Customize how field values are stored and queried in Solr with Sitecore 8

The default configuration for Solr with Sitecore 8 will happily find and index all of the data in your fields using the dynamicFields defined in the schema file.

Here is an example of a dynamic field configuration for a text field.

<dynamicField name="*_t" type="text_general" indexed="true" stored="true" />

Text fields are defined in the Sitecore.ContentSearch.Solr.DefaultIndexConfiguration.config **file and Sitecore field types of **“html|rich text|single-line text|multi-line text|text|memo|image|reference” are defined as text field types and processed as dynamic fields of type text when they are indexed by Solr

<typeMatch typeName="text" type="System.String" fieldNameFormat="{0}_t" cultureFormat="_{1}" settingType="Sitecore.ContentSearch.SolrProvider.SolrSearchFieldConfiguration, Sitecore.ContentSearch.SolrProvider" />

The default configuration for the Solr dynamic fields use the text_general Field Type and their language variants for the other languages e.g. text_de and these Field Types use the solr.StandardTokenizerFactory that splits the text field into tokens, treating whitespace and punctuation as delimiters. An example from the documentation :-

In: “Please, email john.doe@foo.com by 03-09, re: m37-xq.”

Out: “Please”, “email”, “john.doe”, “foo.com”, “by”, “03”, “09”, “re”, “m37”, “xq”

This is how the data looks in Solr when a field is processed by the StandardTokenizerFactory

Before-changes

But what if you do not want the field value split in to tokens? Well that’s pretty straight forward as well…

If you wish to have more control over how the fields and their values are indexed and queried in Solr you can take advantage of Tokenizers and Filters.

In your schema.xml file for the Solr core you wish to modify add a new field definition before the list of dynamic fields, the field name should be as it would be defined in solr for example.

<field name="your_field_name_here_t" type="lowercase" indexed="true" stored="true" />

Here I have used the lowercase Field type defined in the schema file as :-

<!-- lowercases the entire field value, keeping it as a single token. -->
 <fieldType name="lowercase" class="solr.TextField" positionIncrementGap="100">
 <analyzer>
 <tokenizer class="solr.KeywordTokenizerFactory" />
 <filter class="solr.LowerCaseFilterFactory" />
 </analyzer>
 </fieldType>

The key change is the use of the KeywordTokenizerFactory this change means the field will be stored in the index and queried as the entire field value.

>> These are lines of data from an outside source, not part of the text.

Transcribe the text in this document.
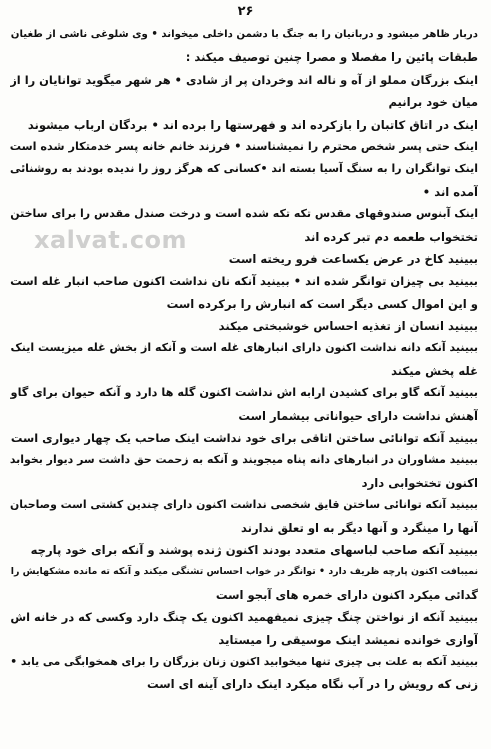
۲۶
دربار ظاهر میشود و دربانیان را به جنگ با دشمن داخلی میخواند • وی شلوغی ناشی از طغیان
طبقات پائین را مفصلا و مصرا چنین توصیف میکند :
اینک بزرگان مملو از آه و ناله اند وخردان پر از شادی • هر شهر میگوید توانایان را از
میان خود برانیم
اینک در اتاق کاتبان را بازکرده اند و فهرستها را برده اند • بردگان ارباب میشوند
اینک حتی پسر شخص محترم را نمیشناسند • فرزند خانم خانه پسر خدمتکار شده است
اینک توانگران را به سنگ آسیا بسته اند •کسانی که هرگز روز را ندیده بودند به روشنائی
آمده اند •
اینک آبنوس صندوقهای مقدس تکه تکه شده است و درخت صندل مقدس را برای ساختن
تختخواب طعمه دم تبر کرده اند
ببینید کاخ در عرض یکساعت فرو ریخته است
ببینید بی چیزان توانگر شده اند • ببینید آنکه نان نداشت اکنون صاحب انبار غله است
و این اموال کسی دیگر است که انبارش را برکرده است
ببینید انسان از تغذیه احساس خوشبختی میکند
ببینید آنکه دانه نداشت اکنون دارای انبارهای غله است و آنکه از بخش غله میزیست اینک
غله پخش میکند
ببینید آنکه گاو برای کشیدن ارابه اش نداشت اکنون گله ها دارد و آنکه حیوان برای گاو
آهنش نداشت دارای حیواناتی بیشمار است
ببینید آنکه توانائی ساختن اتاقی برای خود نداشت اینک صاحب یک چهار دیواری است
ببینید مشاوران در انبارهای دانه پناه میجویند و آنکه به زحمت حق داشت سر دیوار بخوابد
اکنون تختخوابی دارد
ببینید آنکه توانائی ساختن قایق شخصی نداشت اکنون دارای چندین کشتی است وصاحبان
آنها را مینگرد و آنها دیگر به او تعلق ندارند
ببینید آنکه صاحب لباسهای متعدد بودند اکنون ژنده پوشند و آنکه برای خود پارچه
نمیبافت اکنون پارچه ظریف دارد • توانگر در خواب احساس تشنگی میکند و آنکه ته مانده مشکهایش را
گدائی میکرد اکنون دارای خمره های آبجو است
ببینید آنکه از نواختن چنگ چیزی نمیفهمید اکنون یک چنگ دارد وکسی که در خانه اش
آوازی خوانده نمیشد اینک موسیقی را میستاید
ببینید آنکه به علت بی چیزی تنها میخوابید اکنون زنان بزرگان را برای همخوابگی می یابد •
زنی که رویش را در آب نگاه میکرد اینک دارای آینه ای است
xalvat.com
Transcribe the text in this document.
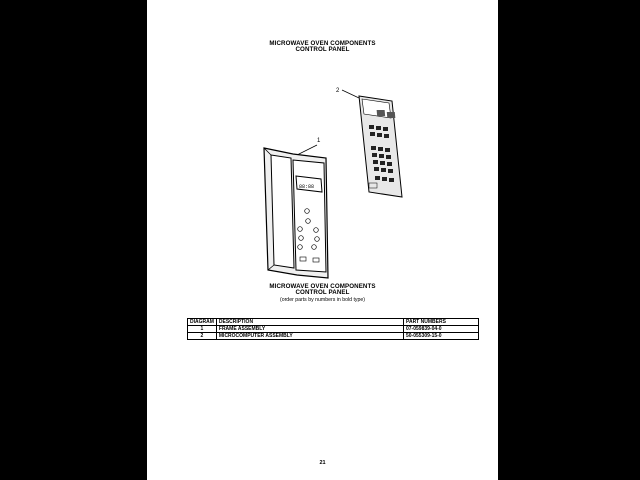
MICROWAVE OVEN COMPONENTS
CONTROL PANEL
2
1
88:88
MICROWAVE OVEN COMPONENTS
CONTROL PANEL
(order parts by numbers in bold type)
DIAGRAM	DESCRIPTION	PART NUMBERS
1	FRAME ASSEMBLY	07-059839-04-0
2	MICROCOMPUTER ASSEMBLY	50-055309-15-0
21
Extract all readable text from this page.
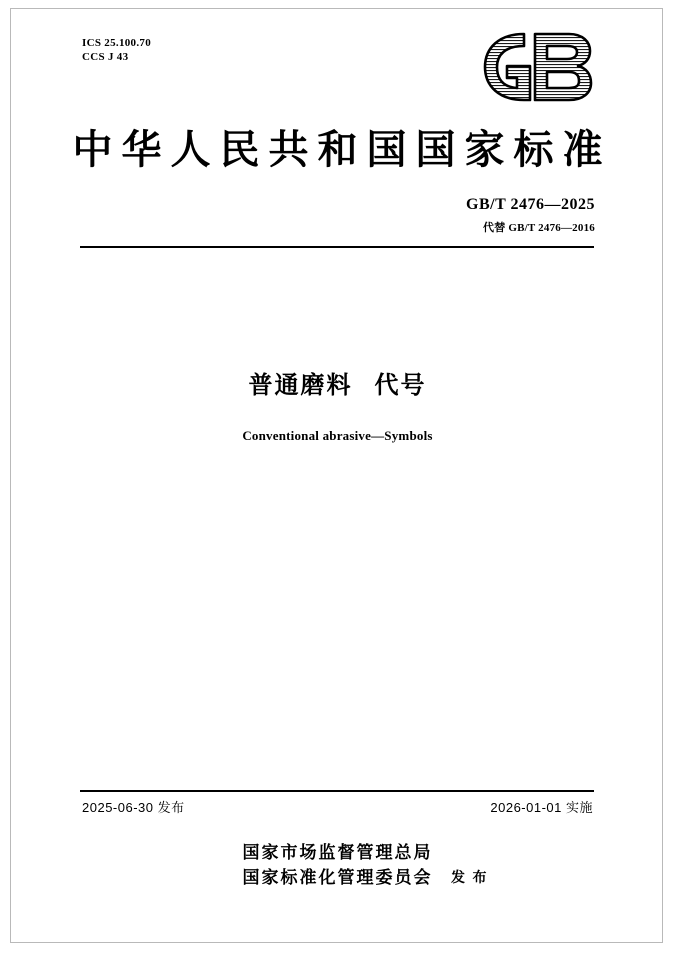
ICS 25.100.70
CCS J 43
中华人民共和国国家标准
GB/T 2476—2025
代替 GB/T 2476—2016
普通磨料 代号
Conventional abrasive—Symbols
2025-06-30 发布	2026-01-01 实施
国家市场监督管理总局
国家标准化管理委员会 发 布
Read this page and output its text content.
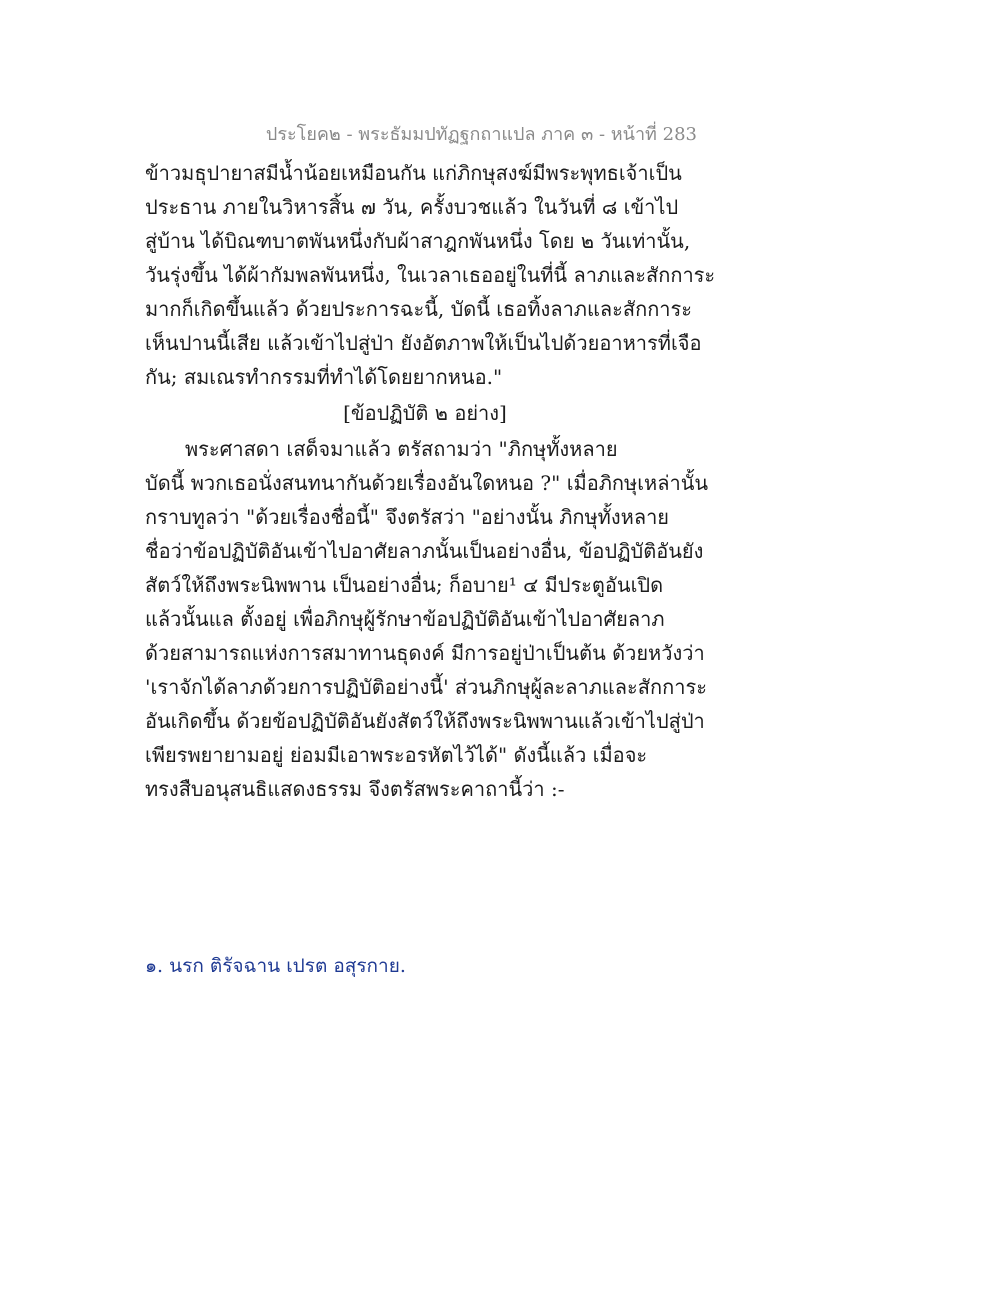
ประโยค๒ - พระธัมมปทัฏฐกถาแปล ภาค ๓ - หน้าที่ 283
ข้าวมธุปายาสมีน้ำน้อยเหมือนกัน แก่ภิกษุสงฆ์มีพระพุทธเจ้าเป็น
ประธาน ภายในวิหารสิ้น ๗ วัน, ครั้งบวชแล้ว ในวันที่ ๘ เข้าไป
สู่บ้าน ได้บิณฑบาตพันหนึ่งกับผ้าสาฎกพันหนึ่ง โดย ๒ วันเท่านั้น,
วันรุ่งขึ้น ได้ผ้ากัมพลพันหนึ่ง, ในเวลาเธออยู่ในที่นี้ ลาภและสักการะ
มากก็เกิดขึ้นแล้ว ด้วยประการฉะนี้, บัดนี้ เธอทิ้งลาภและสักการะ
เห็นปานนี้เสีย แล้วเข้าไปสู่ป่า ยังอัตภาพให้เป็นไปด้วยอาหารที่เจือ
กัน; สมเณรทำกรรมที่ทำได้โดยยากหนอ."
[ข้อปฏิบัติ ๒ อย่าง]
พระศาสดา เสด็จมาแล้ว ตรัสถามว่า "ภิกษุทั้งหลาย
บัดนี้ พวกเธอนั่งสนทนากันด้วยเรื่องอันใดหนอ ?" เมื่อภิกษุเหล่านั้น
กราบทูลว่า "ด้วยเรื่องชื่อนี้" จึงตรัสว่า "อย่างนั้น ภิกษุทั้งหลาย
ชื่อว่าข้อปฏิบัติอันเข้าไปอาศัยลาภนั้นเป็นอย่างอื่น, ข้อปฏิบัติอันยัง
สัตว์ให้ถึงพระนิพพาน เป็นอย่างอื่น; ก็อบาย¹ ๔ มีประตูอันเปิด
แล้วนั้นแล ตั้งอยู่ เพื่อภิกษุผู้รักษาข้อปฏิบัติอันเข้าไปอาศัยลาภ
ด้วยสามารถแห่งการสมาทานธุดงค์ มีการอยู่ป่าเป็นต้น ด้วยหวังว่า
'เราจักได้ลาภด้วยการปฏิบัติอย่างนี้' ส่วนภิกษุผู้ละลาภและสักการะ
อันเกิดขึ้น ด้วยข้อปฏิบัติอันยังสัตว์ให้ถึงพระนิพพานแล้วเข้าไปสู่ป่า
เพียรพยายามอยู่ ย่อมมีเอาพระอรหัตไว้ได้" ดังนี้แล้ว เมื่อจะ
ทรงสืบอนุสนธิแสดงธรรม จึงตรัสพระคาถานี้ว่า :-
๑. นรก ติรัจฉาน เปรต อสุรกาย.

If you make changes to the schema.xml file you will need to restart your solr instance and re-index the core you have made changes to. Once this is complete you can use the schema browser for solr http://localhost:8080/solr/#/{your core name}/schema-browser and view the newly defined field to see you changes, notice the Field Type now shows as lowercase _and the **Index Analyzer** and **Query Analyzer** have changed, use the **Load Term Info_** button to see the changes to the values store by Solr

Updated-Field-Definition1

 

Filters and Tokenizers provide a powerful way to manipulate the data stored and queried through Solr.